- 1040 Okunma
- 5 Yorum
- 0 Beğeni
TAZİYE ÇADIRI
Okuduğunuz yazı Günün Yazısı olarak seçilmiştir.
TAZİYE ÇADIRI
Toplum hayatımızda sıkça karşılaştığımız olaylardan hangilerinin dini, hangilerinin sosyolojik olduğunu ayırt etmek oldukça zordur. “Sezar’ın hakkını Sezar’a; Tanrı’nın hakkını Tanrıya veriniz” ilkesini dayanak yaparak “seküler” olabilmeyi başarabilen Hıristiyan Dininin aksine İslam dini, hayatın her alanıyla ilgili ayrıntılı düzenlemeler getirmiştir. Cumhuriyet tarihi boyunca uygulanan katı laiklik anlayışına rağmen toplumumuzun sosyolojik yapısı, kısmen de olsa dini kaide ve kurallardan etkilenmiştir. Bu sebeple, neredeyse ilgilendiğimiz her konuya biraz da dini pencereden bakmamız gerekecektir.
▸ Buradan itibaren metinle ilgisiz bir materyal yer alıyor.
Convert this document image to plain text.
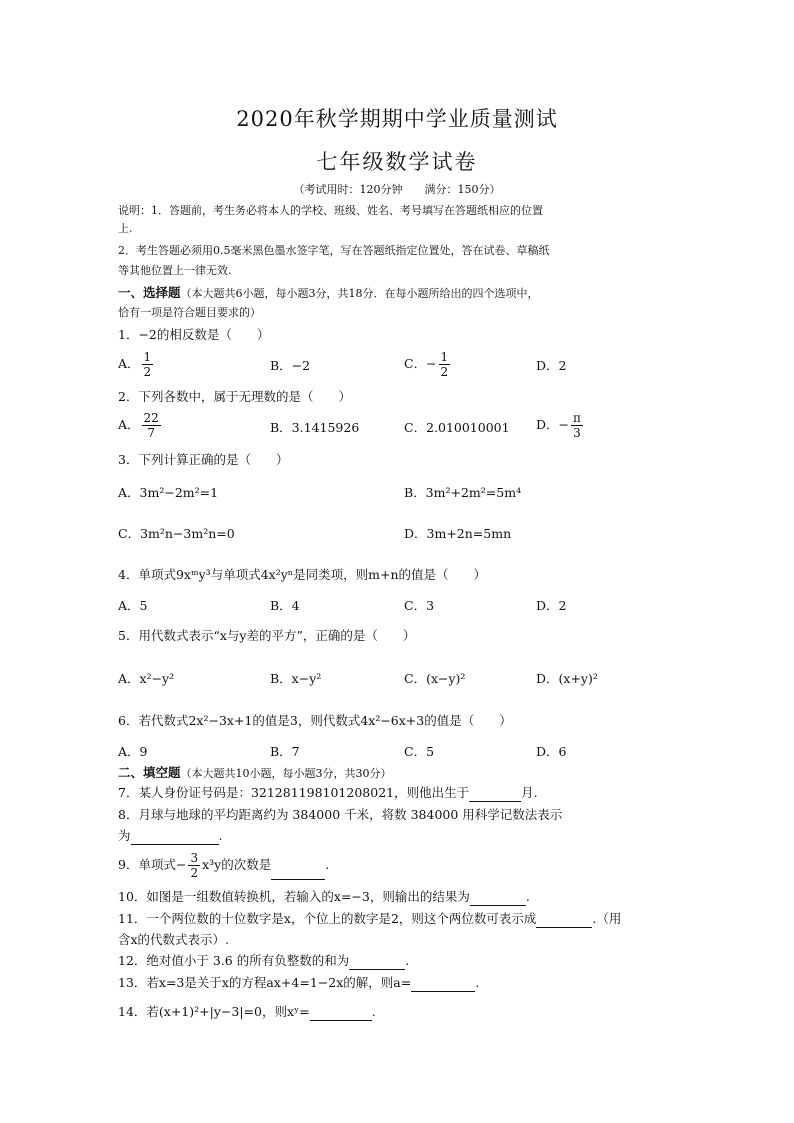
2020年秋学期期中学业质量测试
七年级数学试卷
（考试用时：120分钟　　满分：150分）
说明：1．答题前，考生务必将本人的学校、班级、姓名、考号填写在答题纸相应的位置
上.
2．考生答题必须用0.5毫米黑色墨水签字笔，写在答题纸指定位置处，答在试卷、草稿纸
等其他位置上一律无效.
一、选择题（本大题共6小题，每小题3分，共18分．在每小题所给出的四个选项中，
恰有一项是符合题目要求的）
1．−2的相反数是（　　）
A． $\frac{1}{2}$	B．−2	C．− $\frac{1}{2}$	D．2
2．下列各数中，属于无理数的是（　　）
A． $\frac{22}{7}$	B．3.1415926	C．2.010010001 D．− $\frac{\pi}{3}$
3．下列计算正确的是（　　）
A．3m²−2m²=1	B．3m²+2m²=5m⁴
C．3m²n−3m²n=0	D．3m+2n=5mn
4．单项式9xᵐy³与单项式4x²yⁿ是同类项，则m+n的值是（　　）
A．5	B．4	C．3	D．2
5．用代数式表示“x与y差的平方”，正确的是（　　）
A．x²−y²	B．x−y²	C．(x−y)²	D．(x+y)²
6．若代数式2x²−3x+1的值是3，则代数式4x²−6x+3的值是（　　）
A．9	B．7	C．5	D．6
二、填空题（本大题共10小题，每小题3分，共30分）
7．某人身份证号码是：321281198101208021，则他出生于	月.
8．月球与地球的平均距离约为 384000 千米，将数 384000 用科学记数法表示
为	.
9．单项式− $\frac{3}{2} x^3y$的次数是	.
10．如图是一组数值转换机，若输入的x=−3，则输出的结果为	.
11．一个两位数的十位数字是x，个位上的数字是2，则这个两位数可表示成	.（用
含x的代数式表示）.
12．绝对值小于 3.6 的所有负整数的和为	.
13．若x=3是关于x的方程ax+4=1−2x的解，则a=	.
14．若(x+1)²+|y−3|=0，则xʸ=	.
Ben de bu hassasiyeti göz ardı etmeden “taziye çadırı” başlığıyla ciddi bir toplumsal sorunumuzu hasbelkader ele alacağım. Ancak yine de mütereddidim biraz. Eee! haksız da sayılmam. Memlekette bunca dini otorite varken, bunu konuşmak bizim gibi aklı evvellere mi kaldı?
Her şeye rağmen endişelerime bir sünger çekerek, dini mevzuların konuşma hakkını yalnız kendilerinde gören o anlı şanlı dini âlim ve otoritelerimizin yüce affına sığınacağım ve bu konudaki gözlem ve düşüncelerimi dile getireceğim.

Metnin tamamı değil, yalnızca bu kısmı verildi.